Iconic British boot maker Dr Martens has reported a 42.9 per cent decline in profit before tax for its year to 31 March.
On Thursday, the 60-year-old brand blamed weak consumer demand in the US for the puncture in its earnings.
America is one of the business’s biggest markets, but it has faced a number of challenges in the region, including the hangover from bottleneck issues in its Los Angeles warehouse.
In the country, revenue declined 24 per cent to £325m due to shoppers holding off on buying the pricey shoes and issues with wholesale.
Dr Martens said it doesn’t expect to see recovery in its US market until the autumn seasons of 2025.
Across the whole of the group, profit before tax fell by 42 per cent on last year’s figure to £97.2m, while revenue slipped 12 per cent to £887m.
It is a hefty drop from last year when it broke the £1bn barrier for the first time.
It comes as the departure of chief Kenny Wilson looms over the company.
The Aberdonian will step down after six years and be replaced by the business’s chief brand officer, Ije Nwokorie.
Nwokorie – who joined as a non-executive director- will now be tasked with steering the ship.
WIlson said: “Our FY24 results were as expected and reflect continued weak USA consumer demand. This particularly impacted our USA wholesale business and offset our group DTC performance, where pairs grew by seven per cent. We have achieved robust performances in EMEA and APAC, and our supply chain strategy continues to deliver good savings.”

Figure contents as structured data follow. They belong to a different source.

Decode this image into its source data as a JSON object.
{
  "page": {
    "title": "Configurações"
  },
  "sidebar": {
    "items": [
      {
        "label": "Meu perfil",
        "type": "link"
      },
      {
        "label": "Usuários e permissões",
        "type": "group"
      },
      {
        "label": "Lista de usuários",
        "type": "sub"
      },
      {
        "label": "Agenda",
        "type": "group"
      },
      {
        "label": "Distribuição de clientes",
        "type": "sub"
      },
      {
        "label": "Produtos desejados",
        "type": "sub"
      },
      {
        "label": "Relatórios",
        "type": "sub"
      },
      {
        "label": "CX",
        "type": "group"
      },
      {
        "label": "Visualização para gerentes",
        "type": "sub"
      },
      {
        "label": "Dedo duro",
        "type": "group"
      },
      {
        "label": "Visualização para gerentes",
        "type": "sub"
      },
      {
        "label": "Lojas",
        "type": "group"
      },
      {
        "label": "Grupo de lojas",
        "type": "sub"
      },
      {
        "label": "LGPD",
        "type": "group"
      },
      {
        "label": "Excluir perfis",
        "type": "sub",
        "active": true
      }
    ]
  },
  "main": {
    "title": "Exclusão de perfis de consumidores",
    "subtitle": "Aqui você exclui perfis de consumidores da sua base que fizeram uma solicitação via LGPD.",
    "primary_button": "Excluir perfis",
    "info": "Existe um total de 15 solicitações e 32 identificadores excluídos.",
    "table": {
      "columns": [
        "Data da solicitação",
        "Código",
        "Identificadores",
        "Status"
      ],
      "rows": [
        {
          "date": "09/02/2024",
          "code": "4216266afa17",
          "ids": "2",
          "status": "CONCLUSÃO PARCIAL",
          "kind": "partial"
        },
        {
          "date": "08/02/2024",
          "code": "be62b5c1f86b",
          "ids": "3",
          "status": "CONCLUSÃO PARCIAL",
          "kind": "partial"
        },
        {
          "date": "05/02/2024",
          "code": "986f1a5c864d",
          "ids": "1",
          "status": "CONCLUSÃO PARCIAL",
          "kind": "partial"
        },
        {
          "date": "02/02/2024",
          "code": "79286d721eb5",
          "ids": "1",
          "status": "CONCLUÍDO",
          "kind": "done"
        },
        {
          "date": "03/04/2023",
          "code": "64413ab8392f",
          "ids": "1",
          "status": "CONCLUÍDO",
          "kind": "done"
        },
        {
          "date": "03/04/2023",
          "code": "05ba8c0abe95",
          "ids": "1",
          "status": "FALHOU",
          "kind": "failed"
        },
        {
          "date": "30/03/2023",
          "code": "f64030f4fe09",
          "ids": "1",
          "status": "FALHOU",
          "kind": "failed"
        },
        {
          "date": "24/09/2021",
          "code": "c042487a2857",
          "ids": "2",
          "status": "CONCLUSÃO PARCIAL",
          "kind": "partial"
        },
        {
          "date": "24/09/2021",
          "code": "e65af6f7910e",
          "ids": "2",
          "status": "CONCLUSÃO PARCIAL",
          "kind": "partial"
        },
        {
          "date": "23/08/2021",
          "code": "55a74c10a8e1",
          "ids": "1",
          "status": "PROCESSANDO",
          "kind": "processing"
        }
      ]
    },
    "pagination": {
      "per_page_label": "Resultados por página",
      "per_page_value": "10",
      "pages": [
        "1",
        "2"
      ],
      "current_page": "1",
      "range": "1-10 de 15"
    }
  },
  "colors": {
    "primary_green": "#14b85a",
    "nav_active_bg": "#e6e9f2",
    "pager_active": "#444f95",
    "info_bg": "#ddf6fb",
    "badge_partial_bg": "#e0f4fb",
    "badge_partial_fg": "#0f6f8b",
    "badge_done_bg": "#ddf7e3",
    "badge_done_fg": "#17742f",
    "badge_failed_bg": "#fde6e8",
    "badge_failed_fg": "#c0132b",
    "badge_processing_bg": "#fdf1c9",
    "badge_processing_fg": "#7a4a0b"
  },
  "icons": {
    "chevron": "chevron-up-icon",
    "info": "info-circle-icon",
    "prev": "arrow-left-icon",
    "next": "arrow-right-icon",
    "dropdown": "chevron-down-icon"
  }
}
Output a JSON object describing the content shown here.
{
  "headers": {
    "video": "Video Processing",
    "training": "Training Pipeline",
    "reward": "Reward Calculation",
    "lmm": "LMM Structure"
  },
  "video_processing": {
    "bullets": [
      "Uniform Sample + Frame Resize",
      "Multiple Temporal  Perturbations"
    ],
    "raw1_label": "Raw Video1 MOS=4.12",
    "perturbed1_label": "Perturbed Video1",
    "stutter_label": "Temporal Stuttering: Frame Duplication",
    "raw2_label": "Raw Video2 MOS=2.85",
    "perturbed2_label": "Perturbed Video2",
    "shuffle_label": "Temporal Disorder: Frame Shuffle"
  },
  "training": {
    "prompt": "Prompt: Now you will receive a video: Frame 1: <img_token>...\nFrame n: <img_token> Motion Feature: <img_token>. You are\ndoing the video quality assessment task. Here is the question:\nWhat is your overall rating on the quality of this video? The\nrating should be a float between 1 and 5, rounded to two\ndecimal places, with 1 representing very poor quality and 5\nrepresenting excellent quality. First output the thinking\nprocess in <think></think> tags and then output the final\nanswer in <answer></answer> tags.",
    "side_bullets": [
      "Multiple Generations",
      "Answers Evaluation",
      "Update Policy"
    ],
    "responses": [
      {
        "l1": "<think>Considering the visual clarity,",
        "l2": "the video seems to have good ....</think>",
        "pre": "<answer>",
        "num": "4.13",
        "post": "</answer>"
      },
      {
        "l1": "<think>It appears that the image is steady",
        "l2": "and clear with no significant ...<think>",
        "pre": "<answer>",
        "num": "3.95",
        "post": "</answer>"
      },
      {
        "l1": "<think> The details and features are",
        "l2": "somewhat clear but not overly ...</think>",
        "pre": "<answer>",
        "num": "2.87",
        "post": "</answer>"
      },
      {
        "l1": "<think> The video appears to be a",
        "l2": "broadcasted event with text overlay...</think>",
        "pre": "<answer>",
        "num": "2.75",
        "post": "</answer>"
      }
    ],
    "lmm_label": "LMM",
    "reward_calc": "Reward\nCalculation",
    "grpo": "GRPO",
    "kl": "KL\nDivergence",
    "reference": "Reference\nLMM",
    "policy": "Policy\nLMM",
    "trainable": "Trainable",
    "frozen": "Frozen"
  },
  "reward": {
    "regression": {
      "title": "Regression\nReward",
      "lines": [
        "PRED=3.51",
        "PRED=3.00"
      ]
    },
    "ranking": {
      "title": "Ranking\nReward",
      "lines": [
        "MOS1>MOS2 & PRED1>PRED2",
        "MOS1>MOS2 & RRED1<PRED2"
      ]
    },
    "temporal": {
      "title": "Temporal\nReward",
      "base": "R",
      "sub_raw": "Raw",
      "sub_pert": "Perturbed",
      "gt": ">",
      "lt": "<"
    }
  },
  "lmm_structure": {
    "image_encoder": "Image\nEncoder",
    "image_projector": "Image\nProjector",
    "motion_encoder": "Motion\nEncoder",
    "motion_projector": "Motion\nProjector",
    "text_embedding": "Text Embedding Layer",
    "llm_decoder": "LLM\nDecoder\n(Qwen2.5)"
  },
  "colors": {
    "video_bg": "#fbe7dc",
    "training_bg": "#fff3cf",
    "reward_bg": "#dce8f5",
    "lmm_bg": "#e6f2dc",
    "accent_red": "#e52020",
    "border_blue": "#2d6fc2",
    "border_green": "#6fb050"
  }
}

“We are clear that we need to drive demand in the USA to return to growth in FY26 onwards and are executing a detailed plan to achieve this, with refocused and increased USA marketing investment in the year ahead.
He added: “We are also announcing a cost action plan across the group, targeting savings of £20m to £25m. I am confident that the actions we are taking as we enter this year of transition will put us in good shape for the years ahead.”